Over 1,000 CrushFTP servers exposed to ongoing hijack attacks

Over 1,000 CrushFTP servers exposed to ongoing hijack attacks

Over 1,000 CrushFTP instances currently exposed online are vulnerable to hijack attacks that exploit a critical security bug, providing admin access to the web interface.

The security vulnerability (CVE-2025-54309) is due to mishandled AS2 validation and impacts all CrushFTP versions below 10.8.5 and 11.3.4_23. The vendor tagged the flaw as actively exploited in the wild on July 19th, noting that attacks may have begun earlier, although it has yet to find evidence to confirm this.

“July 18th, 9AM CST there is a 0-day exploit seen in the wild. Possibly it has been going on for longer, but we saw it then. Hackers apparently reverse engineered our code and found some bug which we had already fixed,” reads CrushFTP’s advisory

“They are exploiting it for anyone who has not stayed current on new versions. As always we recommend regularly and frequent patching. Anyone who had kept up to date was spared from this exploit.”

However, CrushFTP added last week that servers that have been kept up to date are not vulnerable to attacks, stating that customers who use a demilitarized zone (DMZ) instance to isolate their main server aren’t impacted by this vulnerability.

The company also recommends reviewing upload and download logs for unusual activity, as well as enabling automatic updates and whitelisting IPs for server and admin access to further mitigate exploitation attempts.

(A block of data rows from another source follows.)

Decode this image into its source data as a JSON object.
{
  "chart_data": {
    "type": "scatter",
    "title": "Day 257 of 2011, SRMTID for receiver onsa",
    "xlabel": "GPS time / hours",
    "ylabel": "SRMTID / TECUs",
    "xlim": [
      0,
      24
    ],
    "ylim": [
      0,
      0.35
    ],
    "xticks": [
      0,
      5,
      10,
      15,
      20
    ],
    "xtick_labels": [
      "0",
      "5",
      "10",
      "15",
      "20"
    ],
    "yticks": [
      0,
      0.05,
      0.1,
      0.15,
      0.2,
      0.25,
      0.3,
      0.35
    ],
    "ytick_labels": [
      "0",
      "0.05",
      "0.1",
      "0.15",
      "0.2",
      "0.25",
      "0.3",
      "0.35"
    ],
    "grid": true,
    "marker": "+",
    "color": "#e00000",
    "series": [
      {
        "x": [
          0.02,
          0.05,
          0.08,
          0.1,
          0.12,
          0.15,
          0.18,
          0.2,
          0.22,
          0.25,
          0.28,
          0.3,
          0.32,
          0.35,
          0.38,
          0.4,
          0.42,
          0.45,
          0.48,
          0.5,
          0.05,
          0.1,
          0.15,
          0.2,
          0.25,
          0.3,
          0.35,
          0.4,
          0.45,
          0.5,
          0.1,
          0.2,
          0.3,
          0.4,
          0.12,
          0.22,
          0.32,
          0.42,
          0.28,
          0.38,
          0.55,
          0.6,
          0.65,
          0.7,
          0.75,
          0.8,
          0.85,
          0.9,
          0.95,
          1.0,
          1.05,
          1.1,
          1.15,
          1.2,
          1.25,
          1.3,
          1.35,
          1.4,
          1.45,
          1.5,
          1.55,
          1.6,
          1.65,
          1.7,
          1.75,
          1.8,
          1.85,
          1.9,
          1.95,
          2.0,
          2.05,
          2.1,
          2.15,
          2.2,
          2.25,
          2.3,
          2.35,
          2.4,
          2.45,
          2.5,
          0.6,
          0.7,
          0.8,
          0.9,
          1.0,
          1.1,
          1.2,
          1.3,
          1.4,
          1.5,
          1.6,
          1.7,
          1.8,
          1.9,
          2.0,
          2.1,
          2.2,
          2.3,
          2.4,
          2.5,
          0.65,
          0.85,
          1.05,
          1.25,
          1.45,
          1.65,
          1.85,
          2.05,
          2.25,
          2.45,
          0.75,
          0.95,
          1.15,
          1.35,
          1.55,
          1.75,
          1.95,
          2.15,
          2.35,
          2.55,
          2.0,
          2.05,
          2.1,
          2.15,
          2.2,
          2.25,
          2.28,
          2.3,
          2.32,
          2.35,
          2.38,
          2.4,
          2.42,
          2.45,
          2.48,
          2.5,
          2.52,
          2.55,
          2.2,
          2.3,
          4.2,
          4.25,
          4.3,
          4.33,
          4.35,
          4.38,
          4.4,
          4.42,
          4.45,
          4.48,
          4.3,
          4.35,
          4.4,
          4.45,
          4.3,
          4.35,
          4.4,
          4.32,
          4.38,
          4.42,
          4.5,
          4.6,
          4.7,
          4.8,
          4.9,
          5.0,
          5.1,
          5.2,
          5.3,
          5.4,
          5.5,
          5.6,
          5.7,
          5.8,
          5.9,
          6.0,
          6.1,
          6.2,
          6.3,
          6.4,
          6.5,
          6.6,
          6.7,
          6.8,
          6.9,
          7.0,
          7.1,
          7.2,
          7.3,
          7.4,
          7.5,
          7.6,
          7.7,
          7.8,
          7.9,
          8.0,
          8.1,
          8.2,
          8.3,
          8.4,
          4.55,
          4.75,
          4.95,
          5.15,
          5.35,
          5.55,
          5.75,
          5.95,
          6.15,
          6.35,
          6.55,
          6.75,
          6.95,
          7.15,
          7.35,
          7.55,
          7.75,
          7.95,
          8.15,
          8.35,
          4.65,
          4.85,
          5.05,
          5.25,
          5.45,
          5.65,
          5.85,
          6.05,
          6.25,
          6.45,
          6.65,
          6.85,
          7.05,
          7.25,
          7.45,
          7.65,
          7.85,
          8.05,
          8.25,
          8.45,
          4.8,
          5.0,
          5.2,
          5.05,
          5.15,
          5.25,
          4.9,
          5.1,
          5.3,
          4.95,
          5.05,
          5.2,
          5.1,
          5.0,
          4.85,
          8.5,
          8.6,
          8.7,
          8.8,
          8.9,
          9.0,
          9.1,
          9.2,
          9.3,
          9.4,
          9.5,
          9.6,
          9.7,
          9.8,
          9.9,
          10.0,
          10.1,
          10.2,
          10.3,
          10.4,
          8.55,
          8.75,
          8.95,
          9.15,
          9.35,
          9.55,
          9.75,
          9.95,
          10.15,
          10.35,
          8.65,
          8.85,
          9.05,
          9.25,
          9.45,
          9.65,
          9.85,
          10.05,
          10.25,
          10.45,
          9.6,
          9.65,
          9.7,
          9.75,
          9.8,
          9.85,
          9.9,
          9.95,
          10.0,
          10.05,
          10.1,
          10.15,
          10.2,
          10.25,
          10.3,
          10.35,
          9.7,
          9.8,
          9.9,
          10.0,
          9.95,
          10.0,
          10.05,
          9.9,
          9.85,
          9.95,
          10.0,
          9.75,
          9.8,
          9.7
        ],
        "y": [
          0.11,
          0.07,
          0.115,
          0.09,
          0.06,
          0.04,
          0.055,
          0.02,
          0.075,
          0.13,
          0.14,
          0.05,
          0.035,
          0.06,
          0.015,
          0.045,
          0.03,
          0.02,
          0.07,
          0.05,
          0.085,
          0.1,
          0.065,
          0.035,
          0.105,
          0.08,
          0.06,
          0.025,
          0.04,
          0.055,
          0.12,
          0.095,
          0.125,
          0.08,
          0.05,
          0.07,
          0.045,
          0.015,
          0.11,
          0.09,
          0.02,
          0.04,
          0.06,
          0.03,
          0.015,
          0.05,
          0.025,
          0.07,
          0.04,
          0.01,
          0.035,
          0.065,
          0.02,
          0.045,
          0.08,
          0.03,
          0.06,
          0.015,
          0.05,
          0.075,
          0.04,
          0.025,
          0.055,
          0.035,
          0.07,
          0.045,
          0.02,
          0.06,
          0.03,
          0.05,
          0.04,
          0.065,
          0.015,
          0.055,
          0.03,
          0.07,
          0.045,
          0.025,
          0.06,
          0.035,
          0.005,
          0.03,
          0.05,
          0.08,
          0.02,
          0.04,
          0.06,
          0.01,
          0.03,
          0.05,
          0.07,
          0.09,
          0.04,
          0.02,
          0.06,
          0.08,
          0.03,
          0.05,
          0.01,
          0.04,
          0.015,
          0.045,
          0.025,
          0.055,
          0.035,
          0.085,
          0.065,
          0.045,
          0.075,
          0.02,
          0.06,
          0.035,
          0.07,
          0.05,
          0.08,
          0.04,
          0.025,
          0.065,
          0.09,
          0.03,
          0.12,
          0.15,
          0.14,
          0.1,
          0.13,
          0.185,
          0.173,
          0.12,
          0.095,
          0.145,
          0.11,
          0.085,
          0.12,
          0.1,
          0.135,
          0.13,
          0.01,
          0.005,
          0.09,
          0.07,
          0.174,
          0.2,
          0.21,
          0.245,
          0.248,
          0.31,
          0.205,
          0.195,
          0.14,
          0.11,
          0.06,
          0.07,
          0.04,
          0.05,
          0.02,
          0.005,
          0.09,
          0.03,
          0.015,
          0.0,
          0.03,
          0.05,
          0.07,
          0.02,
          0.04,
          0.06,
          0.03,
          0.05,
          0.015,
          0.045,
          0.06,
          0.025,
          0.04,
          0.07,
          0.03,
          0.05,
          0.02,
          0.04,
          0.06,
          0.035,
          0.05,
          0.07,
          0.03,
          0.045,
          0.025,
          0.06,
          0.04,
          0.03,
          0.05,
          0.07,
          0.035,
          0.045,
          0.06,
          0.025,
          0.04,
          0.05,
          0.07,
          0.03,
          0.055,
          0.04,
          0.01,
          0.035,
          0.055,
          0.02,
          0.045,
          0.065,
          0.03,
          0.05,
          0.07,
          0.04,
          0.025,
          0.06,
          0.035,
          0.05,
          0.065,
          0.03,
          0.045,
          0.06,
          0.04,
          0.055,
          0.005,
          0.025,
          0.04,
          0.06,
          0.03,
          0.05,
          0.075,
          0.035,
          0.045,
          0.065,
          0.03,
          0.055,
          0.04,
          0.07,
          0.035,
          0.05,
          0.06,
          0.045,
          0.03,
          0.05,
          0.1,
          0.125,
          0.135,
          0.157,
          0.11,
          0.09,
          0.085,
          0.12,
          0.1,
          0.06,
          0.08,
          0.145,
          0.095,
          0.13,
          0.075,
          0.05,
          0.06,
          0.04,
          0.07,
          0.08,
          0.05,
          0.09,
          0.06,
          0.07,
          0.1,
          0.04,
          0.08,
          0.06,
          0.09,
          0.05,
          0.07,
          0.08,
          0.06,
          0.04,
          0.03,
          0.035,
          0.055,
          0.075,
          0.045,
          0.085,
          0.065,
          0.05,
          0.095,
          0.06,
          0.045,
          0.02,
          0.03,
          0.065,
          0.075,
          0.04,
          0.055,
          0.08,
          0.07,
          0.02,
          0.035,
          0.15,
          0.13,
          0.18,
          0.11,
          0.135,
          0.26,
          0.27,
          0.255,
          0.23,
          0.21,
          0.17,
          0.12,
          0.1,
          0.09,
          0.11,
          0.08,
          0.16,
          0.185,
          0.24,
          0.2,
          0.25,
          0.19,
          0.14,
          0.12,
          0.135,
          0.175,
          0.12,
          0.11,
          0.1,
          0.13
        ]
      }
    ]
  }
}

According to scans from the security threat monitoring platform Shadowserver, approximately 1,040 CrushFTP instances remain unpatched against CVE-2025-54309 and are vulnerable to attacks.

Unpatched CrushFTP servers
Unpatched CrushFTP servers (Shadowserver)

ShadowServer is now notifying CrushFTP customers that their servers are unprotected against ongoing CVE-2025-54309 exploitation, exposing their contents to data theft attempts.

While it’s unclear if these ongoing attacks deploy malware or were used for data theft, managed file transfer solutions like CrushFTP have been high-value targets for ransomware gangs in recent years.

For instance, the Clop cybercrime gang alone has been linked to multiple data theft campaigns targeting zero-day flaws in Accelion FTA, ​​​​​GoAnywhere MFT, MOVEit Transfer, and, most recently, Cleo software.

One year ago, in April 2024, CrushFTP also patched an actively exploited zero-day (tracked as CVE-2024-4040that allowed unauthenticated attackers to escape the user’s virtual file system (VFS) and download system files.

At the time, the cybersecurity company CrowdStrike found evidence that the attacks, which targeted CrushFTP instances at multiple U.S. organizations and focused on intelligence gathering, were likely politically motivated.